All the torch code I can think of does gradients and loss on the dGPU if one’s in use. ¯\_(ツ)_/¯
Can’t think of any time I’ve seen a tensor cast back to the CPU, actually. Keeping the gradients means training requires more GDDR and thus’ll spill sooner than inference, sure, but the lack of GDDR consumption data available seems to me just another illustration of how bottlenecks aren’t well known.
The Asrock X870 Taichi Creator for it´s price point is a really strong deal.
The only board that comes near that is the Asus Pro Art X870E Creator,
which at least up here is currently priced at €399,-
But it´s kinda debatable is that price difference is actually worth it for your use case.
The only benefit for the Asus board is of course it being an X870E board.
Which makes it that all seven usb type A ports at the back are 10gbit ports,
on which the Asrock board only has two 10gbit type A ports.
However the Asrock board on the other hand has more type A ports at the back overall.
So yeah it´s just a matter of personal needs really.
Well, yes but also no.
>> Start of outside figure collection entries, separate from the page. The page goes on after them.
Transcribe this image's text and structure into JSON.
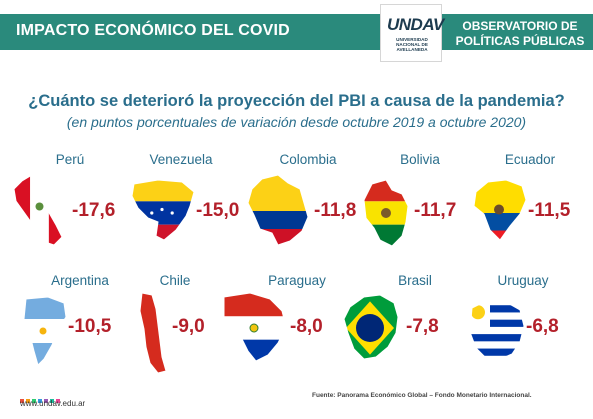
{
  "header": {
    "title": "IMPACTO ECONÓMICO DEL COVID",
    "logo_word": "UNDAV",
    "logo_sub": "UNIVERSIDAD NACIONAL DE AVELLANEDA",
    "observatory_line1": "OBSERVATORIO DE",
    "observatory_line2": "POLÍTICAS PÚBLICAS"
  },
  "chart_data": {
    "type": "table",
    "title": "¿Cuánto se deterioró la proyección del PBI a causa de la pandemia?",
    "subtitle": "(en puntos porcentuales de variación desde octubre 2019 a octubre 2020)",
    "categories": [
      "Perú",
      "Venezuela",
      "Colombia",
      "Bolivia",
      "Ecuador",
      "Argentina",
      "Chile",
      "Paraguay",
      "Brasil",
      "Uruguay"
    ],
    "values": [
      -17.6,
      -15.0,
      -11.8,
      -11.7,
      -11.5,
      -10.5,
      -9.0,
      -8.0,
      -7.8,
      -6.8
    ],
    "value_labels": [
      "-17,6",
      "-15,0",
      "-11,8",
      "-11,7",
      "-11,5",
      "-10,5",
      "-9,0",
      "-8,0",
      "-7,8",
      "-6,8"
    ]
  },
  "footer": {
    "url": "www.undav.edu.ar",
    "source": "Fuente: Panorama Económico Global – Fondo Monetario Internacional."
  },
  "colors": {
    "band": "#2a8a7c",
    "text_blue": "#2a6e8c",
    "value_red": "#b3202a"
  }
}
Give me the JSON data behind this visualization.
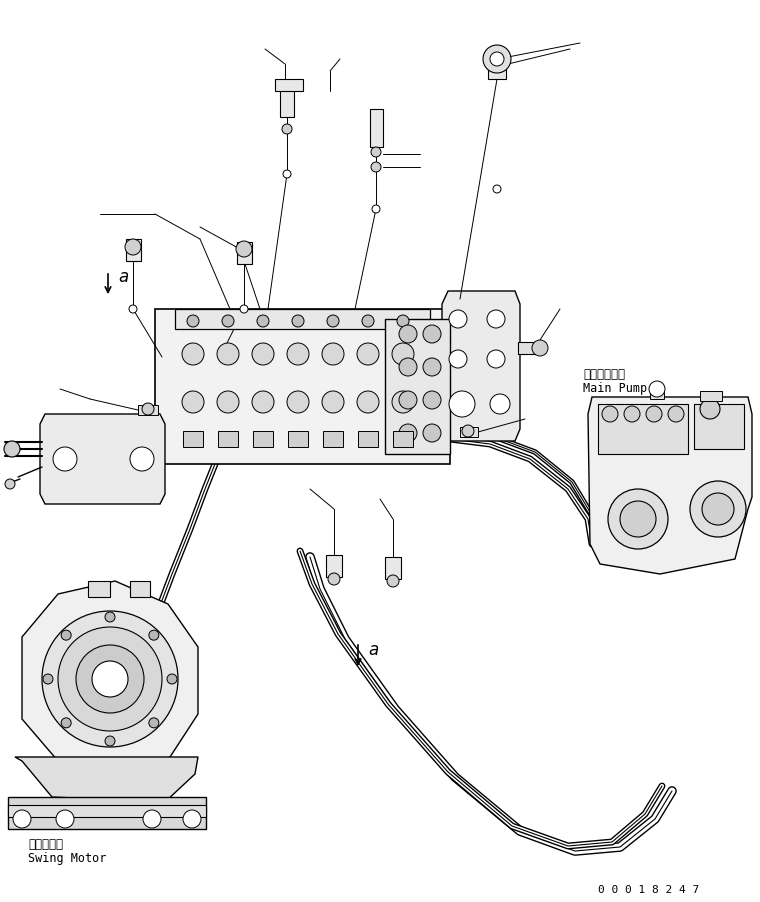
{
  "bg_color": "#ffffff",
  "line_color": "#000000",
  "title_doc_number": "0 0 0 1 8 2 4 7",
  "label_main_pump_jp": "メインポンプ",
  "label_main_pump_en": "Main Pump",
  "label_swing_motor_jp": "旋回モータ",
  "label_swing_motor_en": "Swing Motor",
  "label_a": "a"
}
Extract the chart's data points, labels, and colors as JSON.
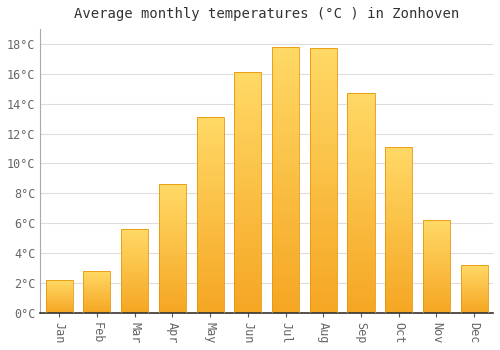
{
  "title": "Average monthly temperatures (°C ) in Zonhoven",
  "months": [
    "Jan",
    "Feb",
    "Mar",
    "Apr",
    "May",
    "Jun",
    "Jul",
    "Aug",
    "Sep",
    "Oct",
    "Nov",
    "Dec"
  ],
  "values": [
    2.2,
    2.8,
    5.6,
    8.6,
    13.1,
    16.1,
    17.8,
    17.7,
    14.7,
    11.1,
    6.2,
    3.2
  ],
  "bar_color_bottom": "#F5A623",
  "bar_color_top": "#FFD966",
  "bar_edge_color": "#E8960A",
  "ylim": [
    0,
    19
  ],
  "yticks": [
    0,
    2,
    4,
    6,
    8,
    10,
    12,
    14,
    16,
    18
  ],
  "ytick_labels": [
    "0°C",
    "2°C",
    "4°C",
    "6°C",
    "8°C",
    "10°C",
    "12°C",
    "14°C",
    "16°C",
    "18°C"
  ],
  "bg_color": "#ffffff",
  "plot_bg_color": "#ffffff",
  "grid_color": "#dddddd",
  "title_fontsize": 10,
  "tick_fontsize": 8.5,
  "font_family": "monospace"
}
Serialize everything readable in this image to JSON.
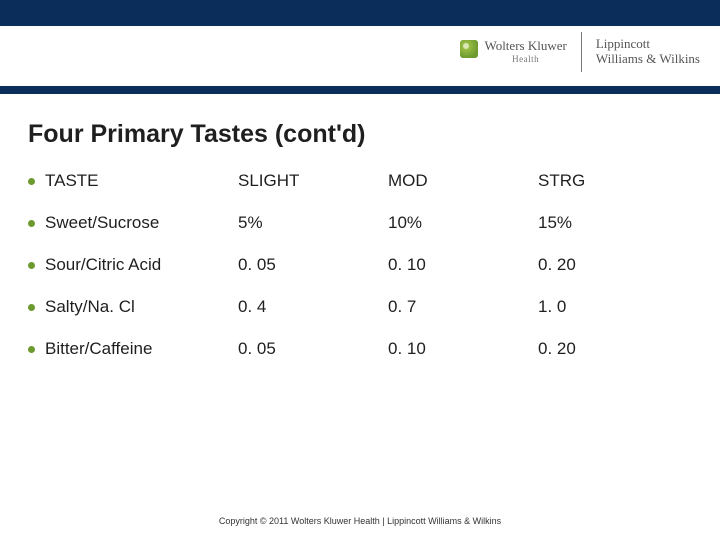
{
  "header": {
    "brand1_name": "Wolters Kluwer",
    "brand1_sub": "Health",
    "brand2_line1": "Lippincott",
    "brand2_line2": "Williams & Wilkins"
  },
  "title": "Four Primary Tastes (cont'd)",
  "table": {
    "columns": [
      "TASTE",
      "SLIGHT",
      "MOD",
      "STRG"
    ],
    "rows": [
      {
        "label": "Sweet/Sucrose",
        "values": [
          "5%",
          "10%",
          "15%"
        ]
      },
      {
        "label": "Sour/Citric Acid",
        "values": [
          "0. 05",
          "0. 10",
          "0. 20"
        ]
      },
      {
        "label": "Salty/Na. Cl",
        "values": [
          "0. 4",
          "0. 7",
          "1. 0"
        ]
      },
      {
        "label": "Bitter/Caffeine",
        "values": [
          "0. 05",
          "0. 10",
          "0. 20"
        ]
      }
    ]
  },
  "colors": {
    "header_blue": "#0a2d5a",
    "bullet_green": "#6d9a2f",
    "text": "#1f1f1f",
    "background": "#ffffff"
  },
  "copyright": "Copyright © 2011 Wolters Kluwer Health | Lippincott Williams & Wilkins"
}
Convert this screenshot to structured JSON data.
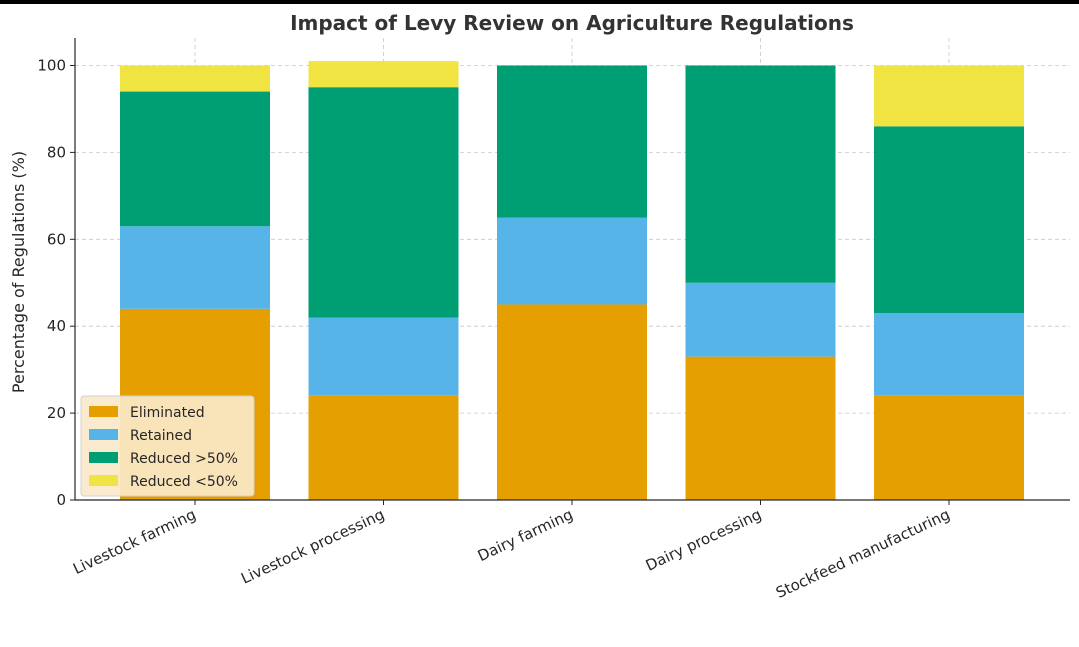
{
  "chart_data": {
    "type": "bar",
    "stacked": true,
    "title": "Impact of Levy Review on Agriculture Regulations",
    "xlabel": "",
    "ylabel": "Percentage of Regulations (%)",
    "ylim": [
      0,
      106
    ],
    "yticks": [
      0,
      20,
      40,
      60,
      80,
      100
    ],
    "grid": true,
    "legend_position": "lower-left",
    "categories": [
      "Livestock farming",
      "Livestock processing",
      "Dairy farming",
      "Dairy processing",
      "Stockfeed manufacturing"
    ],
    "series": [
      {
        "name": "Eliminated",
        "color": "#E69F00",
        "values": [
          44,
          24,
          45,
          33,
          24
        ]
      },
      {
        "name": "Retained",
        "color": "#56B4E9",
        "values": [
          19,
          18,
          20,
          17,
          19
        ]
      },
      {
        "name": "Reduced >50%",
        "color": "#009E73",
        "values": [
          31,
          53,
          35,
          50,
          43
        ]
      },
      {
        "name": "Reduced <50%",
        "color": "#F0E442",
        "values": [
          6,
          6,
          0,
          0,
          14
        ]
      }
    ]
  }
}
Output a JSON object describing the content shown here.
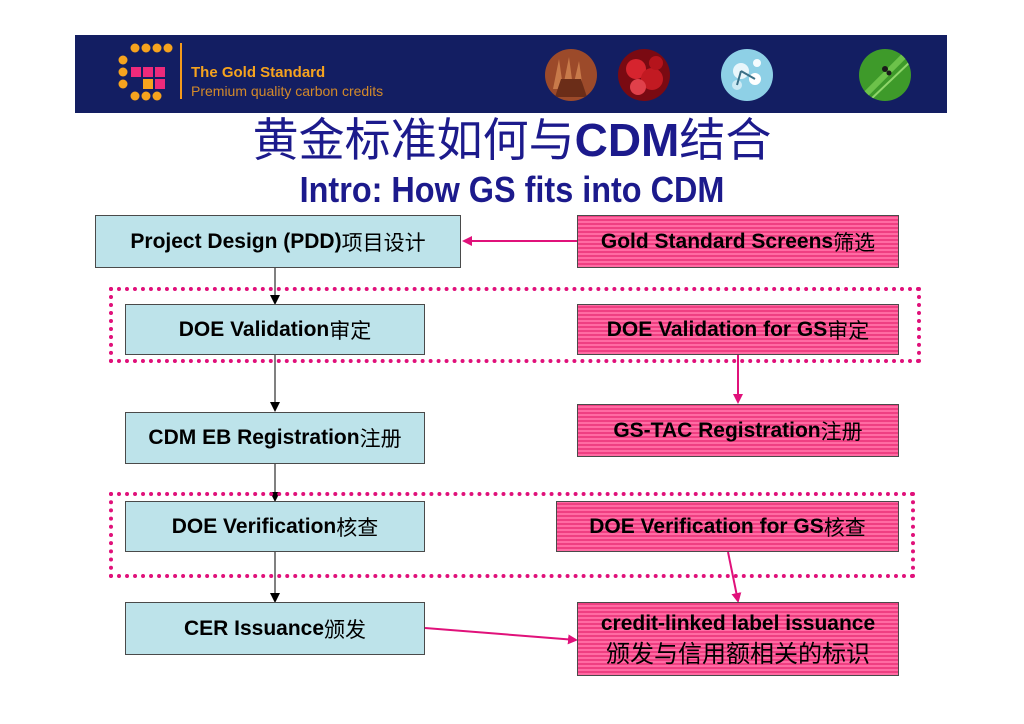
{
  "banner": {
    "brand_name": "The Gold Standard",
    "tagline": "Premium quality carbon credits",
    "accent_color": "#f6a31e",
    "background_color": "#131e62",
    "photos": [
      "hands-photo",
      "red-cells-photo",
      "water-molecule-photo",
      "green-leaf-photo"
    ]
  },
  "title": {
    "chinese_prefix": "黄金标准如何与",
    "chinese_bold": "CDM",
    "chinese_suffix": "结合",
    "english": "Intro: How GS fits into CDM"
  },
  "cdm_steps": [
    {
      "en": "Project Design (PDD)",
      "zh": " 项目设计"
    },
    {
      "en": "DOE Validation",
      "zh": " 审定"
    },
    {
      "en": "CDM EB Registration",
      "zh": " 注册"
    },
    {
      "en": "DOE Verification",
      "zh": " 核查"
    },
    {
      "en": "CER Issuance",
      "zh": " 颁发"
    }
  ],
  "gs_steps": [
    {
      "en": "Gold Standard Screens",
      "zh": " 筛选"
    },
    {
      "en": "DOE Validation for GS",
      "zh": "审定"
    },
    {
      "en": "GS-TAC Registration",
      "zh": " 注册"
    },
    {
      "en": "DOE Verification for GS",
      "zh": " 核查"
    },
    {
      "en": "credit-linked label issuance",
      "zh": "颁发与信用额相关的标识"
    }
  ],
  "colors": {
    "cdm_box": "#bde3ea",
    "gs_box": "#ef3f82",
    "connector": "#e0117a",
    "title": "#1c1a8c"
  }
}
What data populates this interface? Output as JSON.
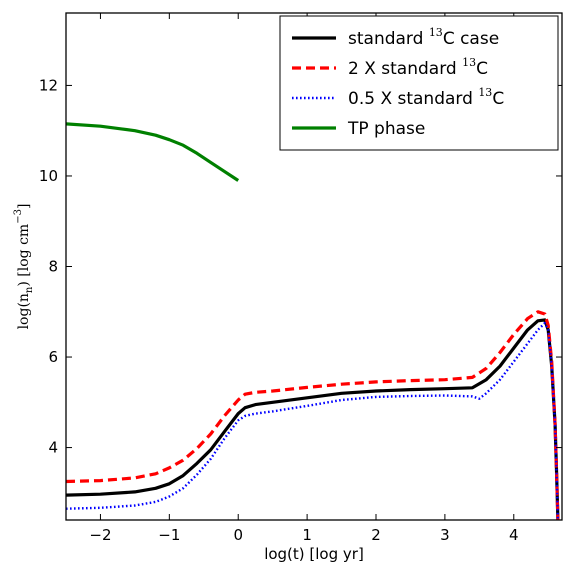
{
  "chart_data": {
    "type": "line",
    "title": "",
    "xlabel": "log(t)  [log yr]",
    "ylabel": {
      "base": "log(n",
      "sub": "n",
      "mid": ")  [log cm",
      "sup": "−3",
      "end": "]"
    },
    "xlim": [
      -2.5,
      4.7
    ],
    "ylim": [
      2.4,
      13.6
    ],
    "xticks": [
      -2,
      -1,
      0,
      1,
      2,
      3,
      4
    ],
    "xtick_labels": [
      "−2",
      "−1",
      "0",
      "1",
      "2",
      "3",
      "4"
    ],
    "yticks": [
      4,
      6,
      8,
      10,
      12
    ],
    "ytick_labels": [
      "4",
      "6",
      "8",
      "10",
      "12"
    ],
    "grid": false,
    "legend_placement": "top-right",
    "series": [
      {
        "name": "standard ¹³C case",
        "legend": {
          "pre": "standard ",
          "sup": "13",
          "post": "C case"
        },
        "color": "#000000",
        "style": "solid",
        "x": [
          -2.5,
          -2.0,
          -1.5,
          -1.2,
          -1.0,
          -0.8,
          -0.6,
          -0.4,
          -0.2,
          0.0,
          0.1,
          0.25,
          0.5,
          1.0,
          1.5,
          2.0,
          2.5,
          3.0,
          3.4,
          3.6,
          3.8,
          4.0,
          4.2,
          4.35,
          4.45,
          4.5,
          4.55,
          4.6,
          4.62,
          4.64
        ],
        "y": [
          2.95,
          2.97,
          3.02,
          3.1,
          3.2,
          3.38,
          3.65,
          3.95,
          4.35,
          4.75,
          4.88,
          4.95,
          5.0,
          5.1,
          5.2,
          5.25,
          5.28,
          5.3,
          5.32,
          5.5,
          5.8,
          6.2,
          6.6,
          6.8,
          6.82,
          6.6,
          5.8,
          4.5,
          3.5,
          2.4
        ]
      },
      {
        "name": "2 X standard ¹³C",
        "legend": {
          "pre": "2 X standard ",
          "sup": "13",
          "post": "C"
        },
        "color": "#ff0000",
        "style": "dashed",
        "x": [
          -2.5,
          -2.0,
          -1.5,
          -1.2,
          -1.0,
          -0.8,
          -0.6,
          -0.4,
          -0.2,
          0.0,
          0.1,
          0.25,
          0.5,
          1.0,
          1.5,
          2.0,
          2.5,
          3.0,
          3.4,
          3.6,
          3.8,
          4.0,
          4.2,
          4.35,
          4.45,
          4.5,
          4.55,
          4.6,
          4.62,
          4.64
        ],
        "y": [
          3.25,
          3.27,
          3.33,
          3.42,
          3.55,
          3.72,
          3.98,
          4.3,
          4.7,
          5.05,
          5.18,
          5.22,
          5.25,
          5.33,
          5.4,
          5.45,
          5.48,
          5.5,
          5.55,
          5.75,
          6.1,
          6.5,
          6.85,
          7.0,
          6.95,
          6.7,
          5.9,
          4.5,
          3.5,
          2.4
        ]
      },
      {
        "name": "0.5 X standard ¹³C",
        "legend": {
          "pre": "0.5 X standard ",
          "sup": "13",
          "post": "C"
        },
        "color": "#0000ff",
        "style": "dotted",
        "x": [
          -2.5,
          -2.0,
          -1.5,
          -1.2,
          -1.0,
          -0.8,
          -0.6,
          -0.4,
          -0.2,
          0.0,
          0.1,
          0.25,
          0.5,
          1.0,
          1.5,
          2.0,
          2.5,
          3.0,
          3.4,
          3.5,
          3.6,
          3.8,
          4.0,
          4.2,
          4.35,
          4.45,
          4.5,
          4.55,
          4.6,
          4.62,
          4.64
        ],
        "y": [
          2.65,
          2.67,
          2.72,
          2.8,
          2.92,
          3.1,
          3.4,
          3.75,
          4.2,
          4.6,
          4.7,
          4.75,
          4.8,
          4.92,
          5.05,
          5.12,
          5.14,
          5.15,
          5.13,
          5.08,
          5.2,
          5.5,
          5.9,
          6.3,
          6.6,
          6.75,
          6.6,
          5.8,
          4.5,
          3.5,
          2.4
        ]
      },
      {
        "name": "TP phase",
        "legend": {
          "pre": "TP phase",
          "sup": "",
          "post": ""
        },
        "color": "#008000",
        "style": "solid",
        "x": [
          -2.5,
          -2.0,
          -1.5,
          -1.2,
          -1.0,
          -0.8,
          -0.6,
          -0.4,
          -0.2,
          0.0
        ],
        "y": [
          11.15,
          11.1,
          11.0,
          10.9,
          10.8,
          10.68,
          10.5,
          10.3,
          10.1,
          9.9
        ]
      }
    ]
  }
}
Promontory 21 has a 20 Gb USB port and all the rest of the USB 3 ports on Promontory 21 and Raphael-Granite Ridge IO die are 10 Gb. But AMD doesn’t mandate their availability or speed.
So what controls the number of 10 Gb ports is primarily how many redrivers the mobo manufacturer puts on the board and, secondarily, whether a 10 Gb hub is included. Since X870E’s branded to a higher price tier there’s potentially more BoM spend assignable to redrivers. But it’s not like there’s anything stopping pricing up B850 or X870 a bit to put more redrivers. Or cost down in X870E like Taichi and Edge Ti exposing only one 20 Gb port.
Godlike’s the only board I know offhand that puts enough redrivers to fully expose all the 10 Gb. Maybe there’s also something in ROG.
I always wonder if people who say they want X870E for the USB are actually doing anything with the second Promontory 21’s worth of ports or if it’s just FOMO.